# Radeo checks information



## sealark (Sep 27, 2007)

Radio checks are illegal on chanel 16. Use channel 27 in Pensacola for an automated check. Tow boat will welcome you and play back what you said asking for the radio check. 
I was out this morning and a boat was in distress talking with the CG. Three boats came in and asked for radeo checks on 16 during the conversation. Write the numbers 27 on top of your radio and use it for radio checks. They will start issuing tickets for using it.


----------



## Caddy Yakker (May 21, 2011)

I minitor 16 when I fish in my kayak and it is unbelievable how many people use ch16 for radio checks!


----------



## jasoncooperpcola (Jan 2, 2008)

How can they enforce it Sealark? If five boats on the Three Barges and one calls in for a radio check. How do they know who did it?


----------



## jim t (Sep 30, 2007)

Reminds me of a story from Naval Aviator training.

A student pilot (SP) and instructor pilot (IP) were holding short of a runway doing last minute checks.

The SP is having a hard time with something. The IP asks on the intercom, "Are you ready to go yet?"

The SP thinking he is on the intercom, instead broadcasts on tower frequency for all to hear... "Sorry sir I am all FUCQED up back here..."

The Tower controller asks... "Aircraft making last transmission, say your call sign."

No response...

Again the Tower commands "Aircraft making that last transmission say your call sign..."

Nothing...

Again the tower asks, "Aircraft that cursed on this frequency identify yourself..."

Finally another aircraft on the frequency responds, "Tower, he said he was fucqued up, not STUPID..."

Jim


----------



## flukedaddy (Apr 11, 2009)

jim t said:


> Reminds me of a story from Naval Aviator training.
> 
> A student pilot (SP) and instructor pilot (IP) were holding short of a runway doing last minute checks.
> 
> ...


:thumbup: COOL Read!


----------



## BlaineAtk (Jun 8, 2010)

Wirelessly posted

Lol. Some new radios ( at least in the commercial world where I work) have a signal ID that they can track.


----------



## sealark (Sep 27, 2007)

You are correct all the new vhf radios have it. Why question, how will they tell. God damn you may be in distress when some jackleg starts asking for a RC. Besides you get to hear your voice on the playback.


----------



## Telum Pisces (Sep 27, 2007)

sealark said:


> You are correct all the new vhf radios have it. Why question, how will they tell. God damn you may be in distress when some jackleg starts asking for a RC. Besides you get to hear your voice on the playback.

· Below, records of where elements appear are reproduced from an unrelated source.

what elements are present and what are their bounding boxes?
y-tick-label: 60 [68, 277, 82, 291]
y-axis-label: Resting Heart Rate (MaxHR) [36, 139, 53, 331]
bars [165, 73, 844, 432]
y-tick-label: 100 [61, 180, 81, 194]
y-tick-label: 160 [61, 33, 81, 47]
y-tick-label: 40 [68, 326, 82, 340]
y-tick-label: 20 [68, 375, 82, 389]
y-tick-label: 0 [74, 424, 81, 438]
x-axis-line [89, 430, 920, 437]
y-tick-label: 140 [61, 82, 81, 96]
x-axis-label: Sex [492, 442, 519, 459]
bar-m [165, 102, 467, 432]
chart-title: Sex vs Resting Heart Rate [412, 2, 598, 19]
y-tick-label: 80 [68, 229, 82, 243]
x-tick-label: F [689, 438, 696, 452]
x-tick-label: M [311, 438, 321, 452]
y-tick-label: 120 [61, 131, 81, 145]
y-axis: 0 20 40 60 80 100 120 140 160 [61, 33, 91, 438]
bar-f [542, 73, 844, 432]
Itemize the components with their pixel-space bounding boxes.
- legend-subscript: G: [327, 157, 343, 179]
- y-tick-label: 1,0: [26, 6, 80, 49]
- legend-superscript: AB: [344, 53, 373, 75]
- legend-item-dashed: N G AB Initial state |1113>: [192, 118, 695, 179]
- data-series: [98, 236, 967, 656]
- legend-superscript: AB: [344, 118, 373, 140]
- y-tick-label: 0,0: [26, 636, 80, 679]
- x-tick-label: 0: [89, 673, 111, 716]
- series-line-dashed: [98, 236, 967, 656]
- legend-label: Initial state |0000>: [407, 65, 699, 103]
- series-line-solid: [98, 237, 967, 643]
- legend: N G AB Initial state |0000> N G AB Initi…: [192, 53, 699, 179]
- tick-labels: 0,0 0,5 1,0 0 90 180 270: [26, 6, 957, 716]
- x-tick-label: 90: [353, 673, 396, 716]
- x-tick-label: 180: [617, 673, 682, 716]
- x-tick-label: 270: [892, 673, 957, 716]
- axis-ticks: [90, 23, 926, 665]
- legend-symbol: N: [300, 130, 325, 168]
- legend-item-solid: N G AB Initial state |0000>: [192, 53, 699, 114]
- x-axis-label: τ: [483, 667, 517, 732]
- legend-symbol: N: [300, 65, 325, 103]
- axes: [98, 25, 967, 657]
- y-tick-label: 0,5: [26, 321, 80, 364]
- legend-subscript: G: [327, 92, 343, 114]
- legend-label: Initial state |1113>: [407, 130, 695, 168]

Just going to take time for people to get the word out just like your original post did. Thanks sealark. :thumbup:

This type of thing will eventually spread throughout the boating community and be the norm. I heard the CG confirming the radio checks last week. They would not mention to the boater about the other channel or anything. Sooooo who's getting the word out to boaters?


----------



## John B. (Oct 2, 2007)

I work week on/week off ...80+ hours when I'm on shift. I lways have a vhf on me. You would not believe the bullshit I hear on channel 16.

On the weekends I'll hear coastguard sector mobile issue many warnings along the lines of "channel 16 is or hailing and distress only, all conversations are to be conducted on a working channel. Radio checks are to be conducted on channel 27. This is CG sector mobile, monitoring and recording channel 16, out."



I agree with Sealark. Even something so small coyld save someone.

Sent from my Galaxy S4 using Forum Runner.


----------